What were the core figures?
The government’s statistics office, Destatis, published corrected data on Wednesday showing a total trade volume with China of €185.9 billion (roughly $215 billion) between January and September. That’s an increase of 0.6% compared to the same period last year.
Meanwhile, trade with the US was down 3.9% compared to the first nine months of 2024, standing at €184.7 billion.
China had usurped the US as Germany’s largest trade partner in 2016 and then stayed there consistently, until it lost the top spot last year.
Imports to Germany from both countries rose, by 2.8% in the case of the US but by 8.5% from China.
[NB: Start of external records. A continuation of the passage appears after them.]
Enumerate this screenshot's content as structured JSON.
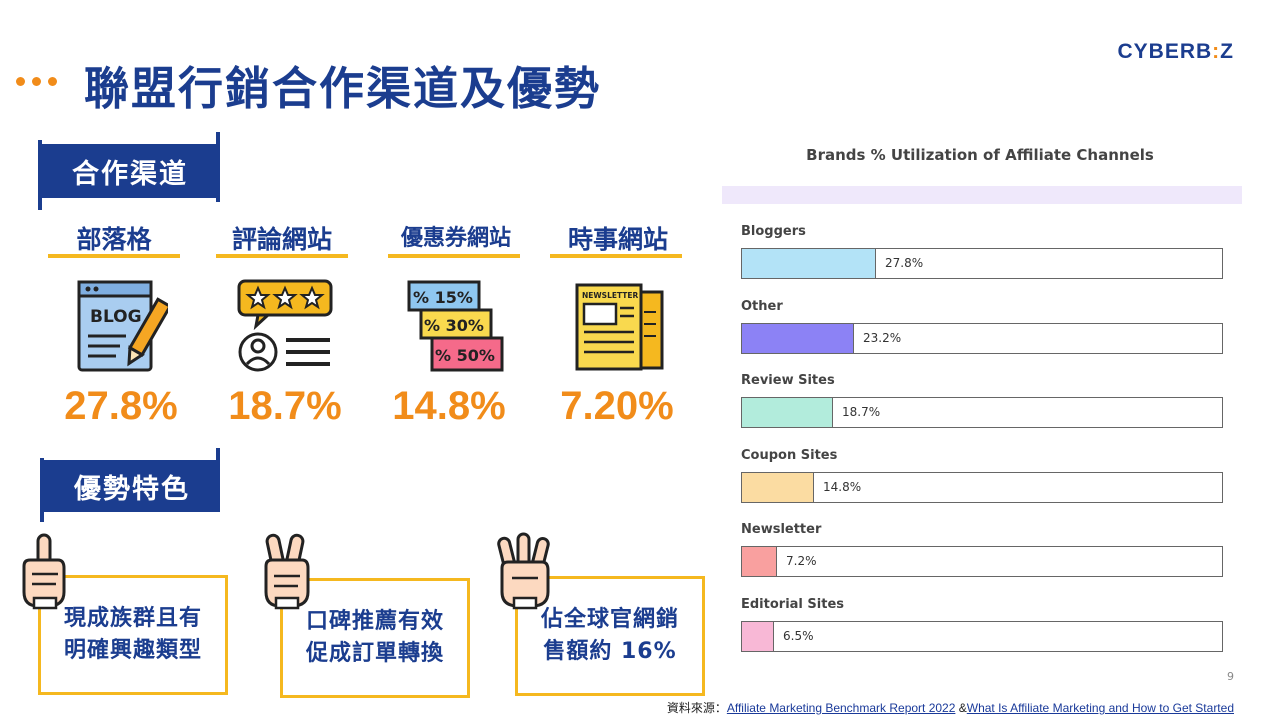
{
  "header": {
    "title": "聯盟行銷合作渠道及優勢",
    "logo_main": "CYBERB",
    "logo_accent": ":",
    "logo_tail": "Z"
  },
  "sections": {
    "channels_label": "合作渠道",
    "advantages_label": "優勢特色"
  },
  "channels": [
    {
      "label": "部落格",
      "pct": "27.8%",
      "icon": "blog-icon"
    },
    {
      "label": "評論網站",
      "pct": "18.7%",
      "icon": "review-icon"
    },
    {
      "label": "優惠券網站",
      "pct": "14.8%",
      "icon": "coupon-icon"
    },
    {
      "label": "時事網站",
      "pct": "7.20%",
      "icon": "newspaper-icon"
    }
  ],
  "coupon_icon_text": [
    "% 15%",
    "% 30%",
    "% 50%"
  ],
  "blog_icon_text": "BLOG",
  "newspaper_icon_text": "NEWSLETTER",
  "advantages": [
    {
      "line1": "現成族群且有",
      "line2": "明確興趣類型",
      "icon": "hand-one-icon"
    },
    {
      "line1": "口碑推薦有效",
      "line2": "促成訂單轉換",
      "icon": "hand-two-icon"
    },
    {
      "line1": "佔全球官網銷",
      "line2": "售額約 16%",
      "icon": "hand-three-icon"
    }
  ],
  "chart_data": {
    "type": "bar",
    "title": "Brands % Utilization of Affiliate Channels",
    "categories": [
      "Bloggers",
      "Other",
      "Review Sites",
      "Coupon Sites",
      "Newsletter",
      "Editorial Sites"
    ],
    "values": [
      27.8,
      23.2,
      18.7,
      14.8,
      7.2,
      6.5
    ],
    "value_labels": [
      "27.8%",
      "23.2%",
      "18.7%",
      "14.8%",
      "7.2%",
      "6.5%"
    ],
    "colors": [
      "#b3e3f7",
      "#8c82f5",
      "#b2ecdc",
      "#fbdca2",
      "#f9a09f",
      "#f8b8d6"
    ],
    "xlim": [
      0,
      100
    ],
    "orientation": "horizontal",
    "grid": false,
    "legend": "none"
  },
  "footer": {
    "page_number": "9",
    "source_prefix": "資料來源：",
    "source_link1": "Affiliate  Marketing Benchmark Report 2022",
    "source_sep": " &",
    "source_link2": "What Is Affiliate Marketing and How to Get Started"
  }
}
Meanwhile, the value of German exports fell in both directions, down 12.3% to China and down 7.8% to the US.
But the US remains a more lucrative export market for Germany overall, with sales worth €112.7 billion compared to €61.4 billion — meaning Germany still has a trade surplus with the US and a trade deficit with China.
Indeed, the second most prolific importer of products to Germany is not the US, but the neighboring Netherlands, with just a slight edge over the US in third.
Further signs of car trade collapse
Exports of German cars and car parts fell much more sharply, amid tariff disputes with both countries and as China’s fast-growing car industry continues to deal with more and more of its high-end domestic demand itself, at the expense of manufacturers all over the world.
Sales to the US dipped by €3.6 billion, or 13.9%, amid the introduction of higher 15% tariffs for imports from the EU, and after a brief period where the tariffs rose from less than 3% to roughly 27.5% in the first half of the year after Trump’s return.
Meanwhile, sales to China dipped by €6.1 billion, or 35.9%. This comes as the EU and China wrangle over the high tariffs put on Chinese electric vehicle sales in Europe.